Галлюцинация приобрела очертания Пастухова.
— Ну и что тебя могло отвлечь от твоих циркулярок, бизнесмен ты наш дорогой?
— Не что, а кто. Трубач ждет в машине. Вечером стрелка с Мухой. Док, думаю, подъедет с ним.
Лишних вопросов Артист задавать не привык. Одно было ясно — с рекламой на сегодня все. И возможно, на ближайшие несколько дней. И встречу с Машей тоже придется отменить.
А вот это жаль.
Муха заглянул в палату, но голос подал не сразу. Док был занят. Он через плечо смотрел в книгу, лежавшую на клетчатом больничном одеяле. Надпись на обложке оригинальностью не отличалась — «Захватывающий детектив с элементами кровавого триллера».

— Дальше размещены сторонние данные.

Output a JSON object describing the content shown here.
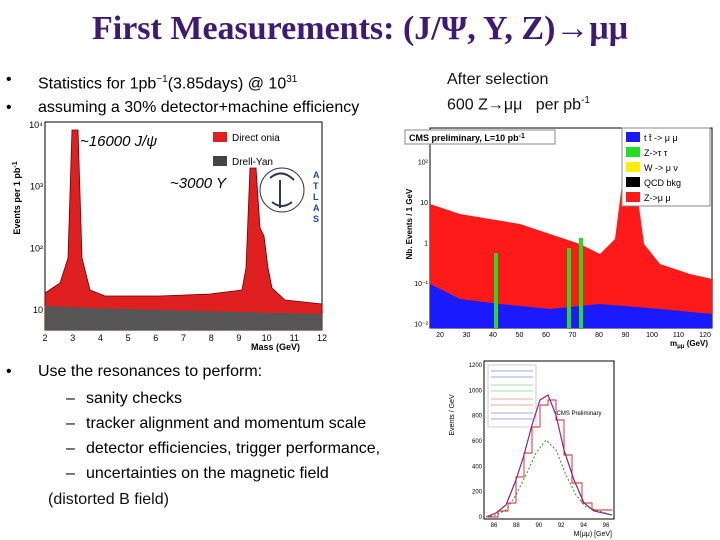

— Петь, может, тебе принести сказку про Карлсона, который живет на крыше? Там, насколько я помню, за всю книгу не проливается ни одной капельки крови.
— Шутите.
— Ты в жизни еще не объелся стрельбой?
— Здесь совсем другое, и сюжет такой закрученный!
— Закрученный, говоришь…
— Ну да. Тут про бизнесмена, владельца консалтинговой компании…
— Забыл, ты на каком факультете учился?
— На экономическом.
— Оно и видно. И что бизнесмен?
— В общем, у него есть жена.
— Логично. Люди иногда женятся.
— И любовница.
— Куда без нее… И кто кого убил?
— Много кто, много кого.
— Захватывающая книжка.
— Не издевайтесь, думаете, весело здесь торчать?
— Так это от тебя зависит, сколько тебе еще тут мариноваться.
— Я знаю.
— И что?
— Все вроде бы хорошо, пока я никуда не выхожу. Вот сейчас я закрою глаза и сразу увижу, как иду по улице. Ветерок обдувает лицо, шумят машины, слышатся голоса детей, женский смех. Мне хорошо. Но стоит только выйти по- настоящему, и…
— Это мы уже обсуждали. Петя, ты должен сделать над собой усилие. К тебе психолог когда приходил?
— Вчера.
— И?..
— Как будто вы сами не знаете.
— Знаю, конечно. В очередной раз никакого результата.
— Во время каждого сеанса я дохожу до определенной точки, и мне внезапно становится нечем дышать. Я просто боюсь задохнуться. Стоит только подумать об этом!
— О чем?
— Вы же были на войне, видели, вы понимаете!
— Да, я видел. Люди умирают. Но это не повод каждый раз биться в истерике при виде газона.
— Думаете, я могу с собой справиться?! Это от меня не зависит. Когда я вижу траву, у меня внутри происходит взрыв. Каждый раз я взрываюсь, не понимаю, как еще цел остался… Я рассказывал психологу…
— А знаешь что, у нас есть коса, давай-ка попробуем скосить все газоны на больничном дворе. Давно пора.
Петя, округлив глаза, посмотрел на Дока. Муха осторожно кашлянул, по-прежнему стоя в дверях.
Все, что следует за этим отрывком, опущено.